Inflação e taxação.

O economista Paulo Rabello de Castro, na sua entrevista no programa Roda Viva, levado ao ar no dia quinze de junho de dois mil e quinze, fez uma observação sobre a mudança de método na exploração praticada pelo governo contra a sociedade, quando deixou de inflacionar de forma desenfreada, passando a tributar crescentemente, o que piorou a vida do empresário e de quem participa do processo produtivo. Pena que ninguém tenha explorado mais isso, no programa. 
De fato, a transferência de renda da sociedade que produz, para o estado que espolia, depois do plano Real, deixou de ser feita daquela forma sub-reptícia, ardilosa, por debaixo dos panos, através da inflação, para ser feita de forma afrontosa, olho-no-olho, através da tributação. 

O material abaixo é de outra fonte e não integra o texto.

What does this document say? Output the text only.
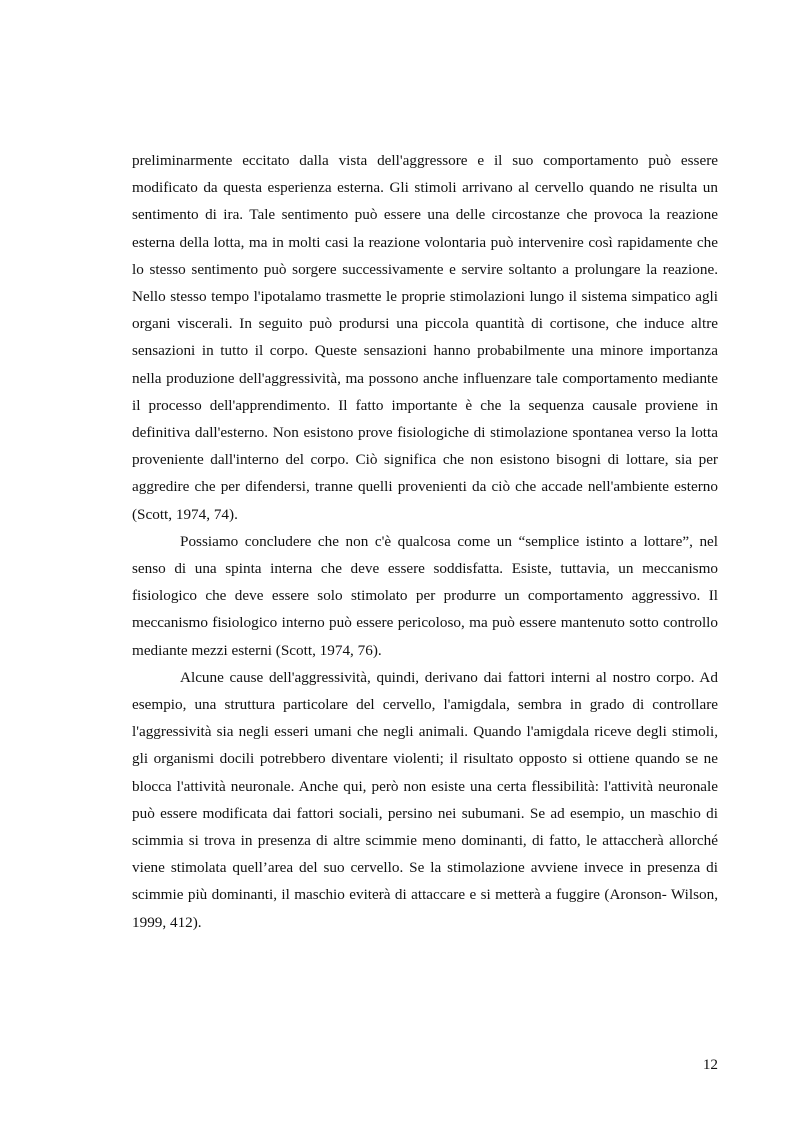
preliminarmente eccitato dalla vista dell'aggressore e il suo comportamento può essere modificato da questa esperienza esterna. Gli stimoli arrivano al cervello quando ne risulta un sentimento di ira. Tale sentimento può essere una delle circostanze che provoca la reazione esterna della lotta, ma in molti casi la reazione volontaria può intervenire così rapidamente che lo stesso sentimento può sorgere successivamente e servire soltanto a prolungare la reazione. Nello stesso tempo l'ipotalamo trasmette le proprie stimolazioni lungo il sistema simpatico agli organi viscerali. In seguito può prodursi una piccola quantità di cortisone, che induce altre sensazioni in tutto il corpo. Queste sensazioni hanno probabilmente una minore importanza nella produzione dell'aggressività, ma possono anche influenzare tale comportamento mediante il processo dell'apprendimento. Il fatto importante è che la sequenza causale proviene in definitiva dall'esterno. Non esistono prove fisiologiche di stimolazione spontanea verso la lotta proveniente dall'interno del corpo. Ciò significa che non esistono bisogni di lottare, sia per aggredire che per difendersi, tranne quelli provenienti da ciò che accade nell'ambiente esterno (Scott, 1974, 74).

Possiamo concludere che non c'è qualcosa come un “semplice istinto a lottare”, nel senso di una spinta interna che deve essere soddisfatta. Esiste, tuttavia, un meccanismo fisiologico che deve essere solo stimolato per produrre un comportamento aggressivo. Il meccanismo fisiologico interno può essere pericoloso, ma può essere mantenuto sotto controllo mediante mezzi esterni (Scott, 1974, 76).

Alcune cause dell'aggressività, quindi, derivano dai fattori interni al nostro corpo. Ad esempio, una struttura particolare del cervello, l'amigdala, sembra in grado di controllare l'aggressività sia negli esseri umani che negli animali. Quando l'amigdala riceve degli stimoli, gli organismi docili potrebbero diventare violenti; il risultato opposto si ottiene quando se ne blocca l'attività neuronale. Anche qui, però non esiste una certa flessibilità: l'attività neuronale può essere modificata dai fattori sociali, persino nei subumani. Se ad esempio, un maschio di scimmia si trova in presenza di altre scimmie meno dominanti, di fatto, le attaccherà allorché viene stimolata quell’area del suo cervello. Se la stimolazione avviene invece in presenza di scimmie più dominanti, il maschio eviterà di attaccare e si metterà a fuggire (Aronson- Wilson, 1999, 412).

12
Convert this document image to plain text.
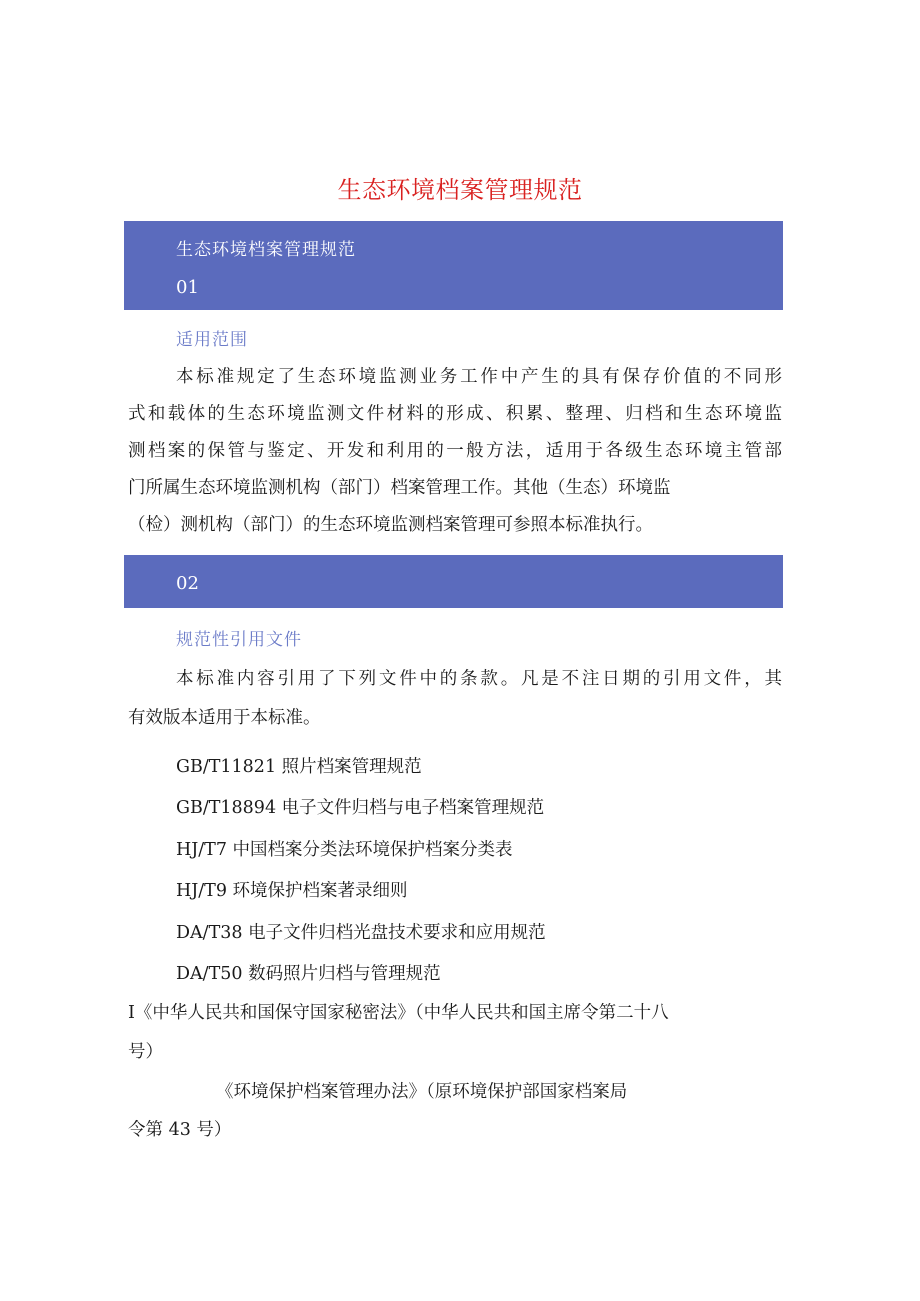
生态环境档案管理规范
生态环境档案管理规范
01
适用范围
本标准规定了生态环境监测业务工作中产生的具有保存价值的不同形
式和载体的生态环境监测文件材料的形成、积累、整理、归档和生态环境监
测档案的保管与鉴定、开发和利用的一般方法，适用于各级生态环境主管部
门所属生态环境监测机构（部门）档案管理工作。其他（生态）环境监
（检）测机构（部门）的生态环境监测档案管理可参照本标准执行。
02
规范性引用文件
本标准内容引用了下列文件中的条款。凡是不注日期的引用文件，其
有效版本适用于本标准。
GB/T11821 照片档案管理规范
GB/T18894 电子文件归档与电子档案管理规范
HJ/T7 中国档案分类法环境保护档案分类表
HJ/T9 环境保护档案著录细则
DA/T38 电子文件归档光盘技术要求和应用规范
DA/T50 数码照片归档与管理规范
I《中华人民共和国保守国家秘密法》（中华人民共和国主席令第二十八
号）
《环境保护档案管理办法》（原环境保护部国家档案局
令第 43 号）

Sem entrar no mérito que o PT está transferindo renda da sociedade para o estado das duas formas, com aumento de intensidade, o que eu gostaria de destacar, é que contra a inflação descomunal que tínhamos, a sociedade se defendia com o recurso da indexação. Ela criava uma paramoeda que neutralizava, de alguma maneira, a corrosão de renda que sofria com a inflação provocada pelo governo. 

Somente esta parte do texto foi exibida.